Nouveaux chiffres, nouveaux records : l’accès au régime d’assurance-emploi s’est encore resserré l’an dernier, révèle le rapport de contrôle annuel du système. Moins de 40 % des chômeurs ont ainsi pu recevoir des prestations d’assurance-emploi, un plancher historique.
Mis en ligne discrètement sur le site d’Emploi et Développement social, le Rapport de contrôle et d’évaluation de l’assurance-emploi 2012-2013 montre que le ratio prestataires/chômeurs s’est établi à 38,8 % durant la période visée.
L’an dernier, le même rapport situait à 41,3 % cette proportion, et soulignait qu’il s’agissait du « plus faible ratio depuis le début du siècle ». Jusqu’au début des années 90, près de 85 % des chômeurs touchaient des prestations.
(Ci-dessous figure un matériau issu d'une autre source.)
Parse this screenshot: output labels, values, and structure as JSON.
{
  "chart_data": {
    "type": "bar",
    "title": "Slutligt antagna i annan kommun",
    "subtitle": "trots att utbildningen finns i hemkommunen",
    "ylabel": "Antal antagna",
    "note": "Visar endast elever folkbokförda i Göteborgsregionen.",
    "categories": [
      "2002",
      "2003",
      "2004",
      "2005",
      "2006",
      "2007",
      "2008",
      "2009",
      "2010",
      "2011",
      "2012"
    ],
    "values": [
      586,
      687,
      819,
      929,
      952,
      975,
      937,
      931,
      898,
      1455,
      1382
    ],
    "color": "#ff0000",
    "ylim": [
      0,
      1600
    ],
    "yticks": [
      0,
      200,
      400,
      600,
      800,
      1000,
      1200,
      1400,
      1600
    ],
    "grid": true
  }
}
Les différentes réformes menées par les gouvernements Mulroney, Chrétien et Harper ont réduit de plus de la moitié le taux de couverture.
Autre indicateur d’un accès plus restreint : le ratio entre les chômeurs dont la cessation d’emploi répondait aux critères de l’assurance-emploi et ceux qui ont touché des prestations. Il s’est établi à 53,9 % l’an dernier, en baisse de 1,2 point par rapport à 2011, et de près de neuf points par rapport à 2010.
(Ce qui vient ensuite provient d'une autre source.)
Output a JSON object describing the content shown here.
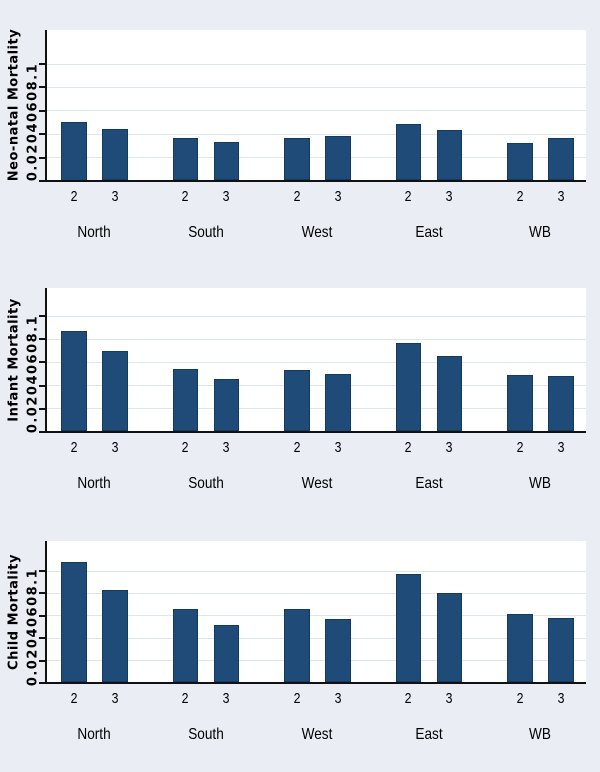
{
  "colors": {
    "page_background": "#eaedf4",
    "plot_background": "#ffffff",
    "gridline": "#dde6ef",
    "bar_fill": "#1e4b77",
    "bar_border": "#143a5e",
    "axis": "#111111",
    "text": "#000000"
  },
  "chart_data": {
    "type": "bar",
    "layout_note": "three vertically stacked panels, shared category structure, gridlines on, no legend",
    "categories": [
      "North",
      "South",
      "West",
      "East",
      "WB"
    ],
    "bar_group_labels": [
      "2",
      "3"
    ],
    "y_axis": {
      "ticks": [
        0,
        0.02,
        0.04,
        0.06,
        0.08,
        0.1
      ],
      "tick_labels": [
        "0",
        ".02",
        ".04",
        ".06",
        ".08",
        ".1"
      ],
      "display_string": "0.02040608.1",
      "ylim": [
        0,
        0.115
      ],
      "grid": true
    },
    "panels": [
      {
        "ylabel": "Neo-natal Mortality",
        "axis_display": "0.02040608.1",
        "series": [
          {
            "name": "2",
            "values": [
              0.05,
              0.036,
              0.036,
              0.048,
              0.032
            ]
          },
          {
            "name": "3",
            "values": [
              0.044,
              0.033,
              0.038,
              0.043,
              0.036
            ]
          }
        ]
      },
      {
        "ylabel": "Infant Mortality",
        "axis_display": "0.02040608.1",
        "series": [
          {
            "name": "2",
            "values": [
              0.087,
              0.054,
              0.053,
              0.076,
              0.049
            ]
          },
          {
            "name": "3",
            "values": [
              0.069,
              0.045,
              0.05,
              0.065,
              0.048
            ]
          }
        ]
      },
      {
        "ylabel": "Child Mortality",
        "axis_display": "0.02040608.1",
        "series": [
          {
            "name": "2",
            "values": [
              0.108,
              0.066,
              0.066,
              0.097,
              0.061
            ]
          },
          {
            "name": "3",
            "values": [
              0.083,
              0.051,
              0.057,
              0.08,
              0.058
            ]
          }
        ]
      }
    ]
  }
}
Ce ratio est « jugé plus pertinent que les autres mesures de l’accessibilité, car il tient compte uniquement des chômeurs qui font partie des clients visés par l’assurance-emploi », indique la Commission de l’assurance-emploi du Canada (CAEC). Celle-ci estime que le ratio prestataires-chômeurs a certes l’avantage de la « simplicité et de la disponibilité des données historiques » permettant les comparatifs. Mais il « englobe beaucoup de personnes qui ne répondent pas aux critères du régime », dit-on.
Filtres
En chiffres absolus, on note qu’il y a eu 1,31 million de chômeurs en 2012-2013 (une baisse de 2,6 % attribuable à l’amélioration de la situation économique au Canada). De ce nombre, 808 000 personnes avaient contribué au régime — première étape pour se qualifier. Les autres, un peu plus d’un demi-million, étaient des chômeurs de longue date ou des travailleurs autonomes.
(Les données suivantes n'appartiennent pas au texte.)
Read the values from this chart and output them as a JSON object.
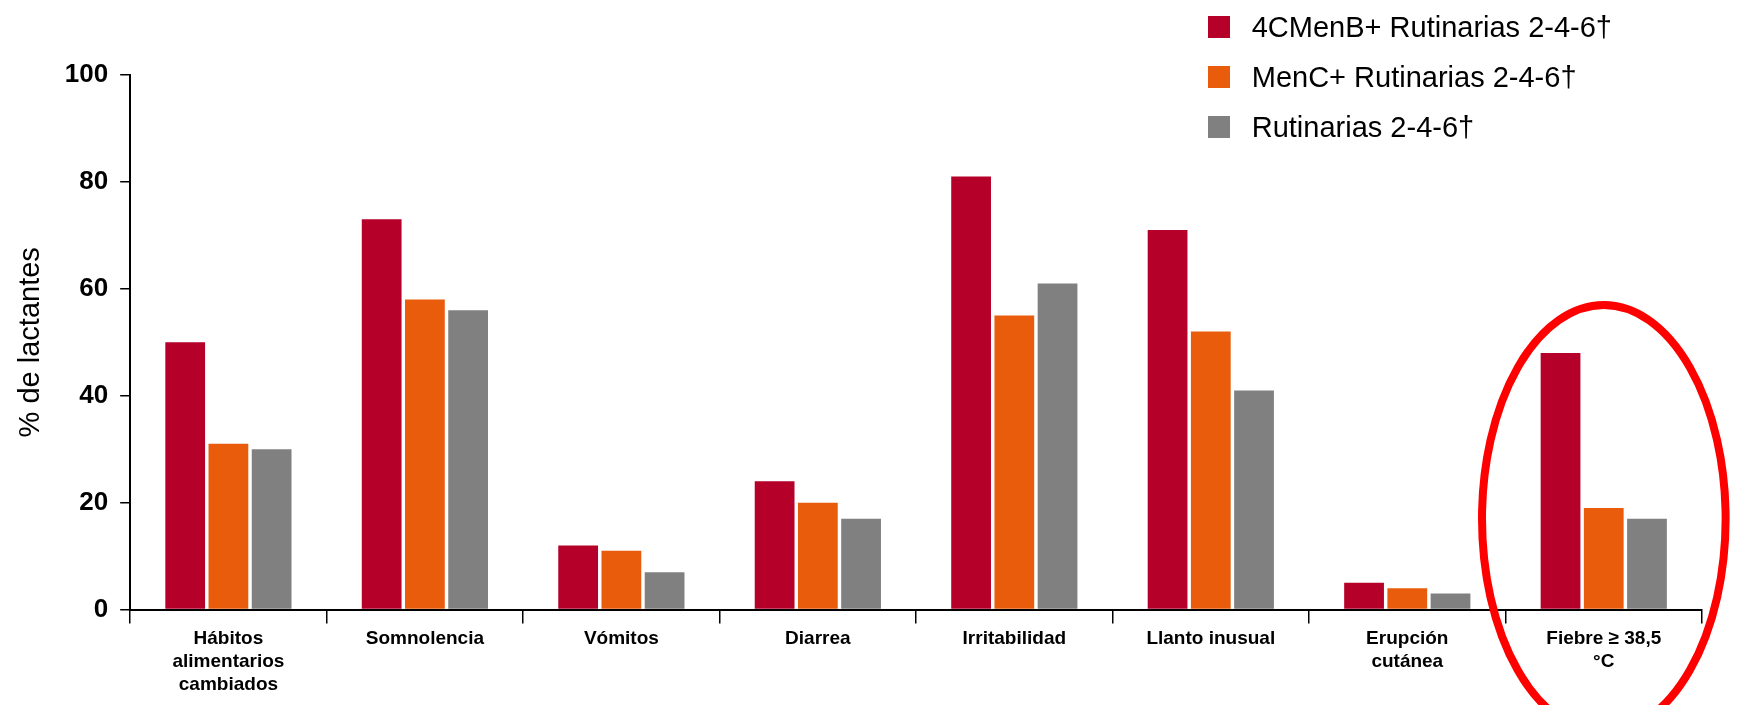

Parmi ceux ayant cotisé au régime, 180 000 avaient quitté leur emploi volontairement, ce qui les rendait inadmissibles. Au final, moins de la moitié des chômeurs (48 %, soit 629 000 personnes) avaient eu un emploi assurable et une cessation d’emploi valide.
Un autre filtre — le nombre d’heures travaillées — a disqualifié 113 000 personnes. La CAEC établit donc à 515 000 le nombre officiel de chômeurs admissibles à recevoir des prestations (soit un taux d’admissibilité de 82 %). Tout mis ensemble, 339 000 chômeurs ont finalement touché des prestations en 2012-2013. Cela veut dire que 469 000 chômeurs ont payé des cotisations sans retirer de prestations.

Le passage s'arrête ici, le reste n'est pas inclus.